Playwright Fernanda Coppel has latched onto a hot topic in Second Stage Uptown’s “King Liz” — the alarming under-representation of female agents in major-league sports, and the formidable social, political, and economic obstacles they have to overcome to swim in the company of those high-grossing sharks. The scribe has also been gifted with a top-notch cast headed by Karen Pittman as the title monster and Jeremie Harris as the young basketball prodigy whose life she damages for her personal ambitions. But the dramaturgy is woefully shaky, with over-the-top characterizations and unforgivable lapses of basic logic.
Pittman (recently on Broadway in “Disgraced”) is a feast as Liz Rico, a ferociously ambitious sports agent who clawed her way to the top by being tougher and more ruthless than the male competition. “I lie, cheat, and steal for my clients,” she boasts. And you know she means it literally.
For the past 22 years, Liz has done the heavy lifting for the Candy Agency, and now that Mr. Candy (an avuncular Michael Cullen) is retiring, she’s expecting to be made CEO — to be declared king of the world she feels she’s conquered. But the timorous Board of Directors are pressuring her to land one more multimillion dollar player for the agency roster before they take the big step of conferring that crown on the head of a (horrors!) woman.
So it’s crunch time for Liz when she hears of a high-school basketball player with amazing stats who could very well land that job for her.
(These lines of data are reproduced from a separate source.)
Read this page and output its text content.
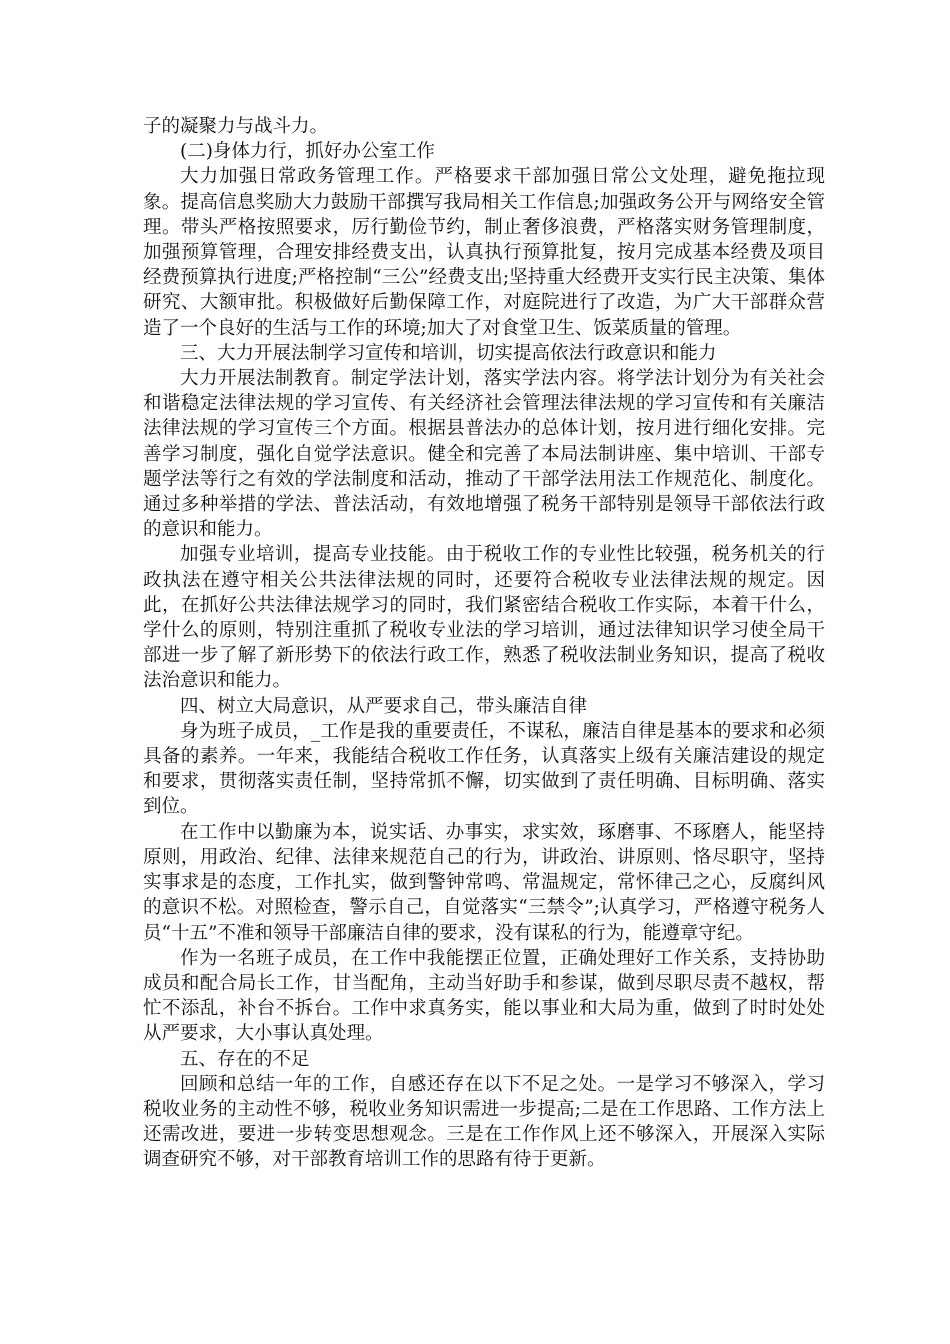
子的凝聚力与战斗力。

(二)身体力行，抓好办公室工作

大力加强日常政务管理工作。严格要求干部加强日常公文处理，避免拖拉现象。提高信息奖励大力鼓励干部撰写我局相关工作信息;加强政务公开与网络安全管理。带头严格按照要求，厉行勤俭节约，制止奢侈浪费，严格落实财务管理制度，加强预算管理，合理安排经费支出，认真执行预算批复，按月完成基本经费及项目经费预算执行进度;严格控制“三公”经费支出;坚持重大经费开支实行民主决策、集体研究、大额审批。积极做好后勤保障工作，对庭院进行了改造，为广大干部群众营造了一个良好的生活与工作的环境;加大了对食堂卫生、饭菜质量的管理。

三、大力开展法制学习宣传和培训，切实提高依法行政意识和能力

大力开展法制教育。制定学法计划，落实学法内容。将学法计划分为有关社会和谐稳定法律法规的学习宣传、有关经济社会管理法律法规的学习宣传和有关廉洁法律法规的学习宣传三个方面。根据县普法办的总体计划，按月进行细化安排。完善学习制度，强化自觉学法意识。健全和完善了本局法制讲座、集中培训、干部专题学法等行之有效的学法制度和活动，推动了干部学法用法工作规范化、制度化。通过多种举措的学法、普法活动，有效地增强了税务干部特别是领导干部依法行政的意识和能力。

加强专业培训，提高专业技能。由于税收工作的专业性比较强，税务机关的行政执法在遵守相关公共法律法规的同时，还要符合税收专业法律法规的规定。因此，在抓好公共法律法规学习的同时，我们紧密结合税收工作实际，本着干什么，学什么的原则，特别注重抓了税收专业法的学习培训，通过法律知识学习使全局干部进一步了解了新形势下的依法行政工作，熟悉了税收法制业务知识，提高了税收法治意识和能力。

四、树立大局意识，从严要求自己，带头廉洁自律

身为班子成员，_工作是我的重要责任，不谋私，廉洁自律是基本的要求和必须具备的素养。一年来，我能结合税收工作任务，认真落实上级有关廉洁建设的规定和要求，贯彻落实责任制，坚持常抓不懈，切实做到了责任明确、目标明确、落实到位。

在工作中以勤廉为本，说实话、办事实，求实效，琢磨事、不琢磨人，能坚持原则，用政治、纪律、法律来规范自己的行为，讲政治、讲原则、恪尽职守，坚持实事求是的态度，工作扎实，做到警钟常鸣、常温规定，常怀律己之心，反腐纠风的意识不松。对照检查，警示自己，自觉落实“三禁令”;认真学习，严格遵守税务人员“十五”不准和领导干部廉洁自律的要求，没有谋私的行为，能遵章守纪。

作为一名班子成员，在工作中我能摆正位置，正确处理好工作关系，支持协助成员和配合局长工作，甘当配角，主动当好助手和参谋，做到尽职尽责不越权，帮忙不添乱，补台不拆台。工作中求真务实，能以事业和大局为重，做到了时时处处从严要求，大小事认真处理。

五、存在的不足

回顾和总结一年的工作，自感还存在以下不足之处。一是学习不够深入，学习税收业务的主动性不够，税收业务知识需进一步提高;二是在工作思路、工作方法上还需改进，要进一步转变思想观念。三是在工作作风上还不够深入，开展深入实际调查研究不够，对干部教育培训工作的思路有待于更新。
Being black and coming from the same ghetto background as Freddie Luna (Harris, brilliant in the role), Liz knows exactly which buttons to push to win the kid’s trust and get him to sign on the dotted line. That cat-and-mouse seduction scene, beautifully played by both actors, is the best, most honest moment in the play, and would be better if Liz’s wingman (played with a bit too much gusto by Irene Sofia Lucio) weren’t in it.
But that’s as subtle as it gets in this overwrought drama, which director Lisa Peterson has pitched a couple of levels too high, too broad, and too loud. Making a good case for a rewrite, Liz is a remarkable character and Pittman has both the commitment and the stamina to take her on. The actress looks fantastic in her professional power outfits (provided by Jessica Pabst) and she prowls the stage like a tigress, giving vivid, caustic demonstrations of how she “lies, cheats, and steals” on her own behalf as much as her clients’. (When it’s suggested that she sing to an anxious client to calm his nerves, she snaps at him to “take a Xanax, like a grownup.”)
But Liz’s incessant braying, bragging and bullying becomes grating and finally feels phony. And although Harris couldn’t be more likeable as the naive rookie who can’t control his temper, that naivete, like Liz’s flamboyance, is seriously overdone.
Here’s where the breakdown in logic does its damage. Is there really a kid — especially one with a juvie record — who grew up in foster care in the roughest neighborhoods of New York who can’t figure out why his violent outbursts on national television are a game-changer? Or why the Knicks are less than thrilled when he knocks down their coach in public?
Liz’s mentoring efforts are as artificially pumped up as Freddie’s ignorance. She keeps nagging the kid to trust her, only to abuse that trust. She’ll take the time to explain why he shouldn’t have blown off a meeting with someone who was offering him a multimillion-dollar endorsement deal. (He couldn’t figure that one out for himself?) But she never tries to show him how to behave outside the narrow world of the projects where they both grew up. There isn’t a single scene in which she takes the kid home for dinner or sits him down and talks to him like a real friend — except when it’s too late.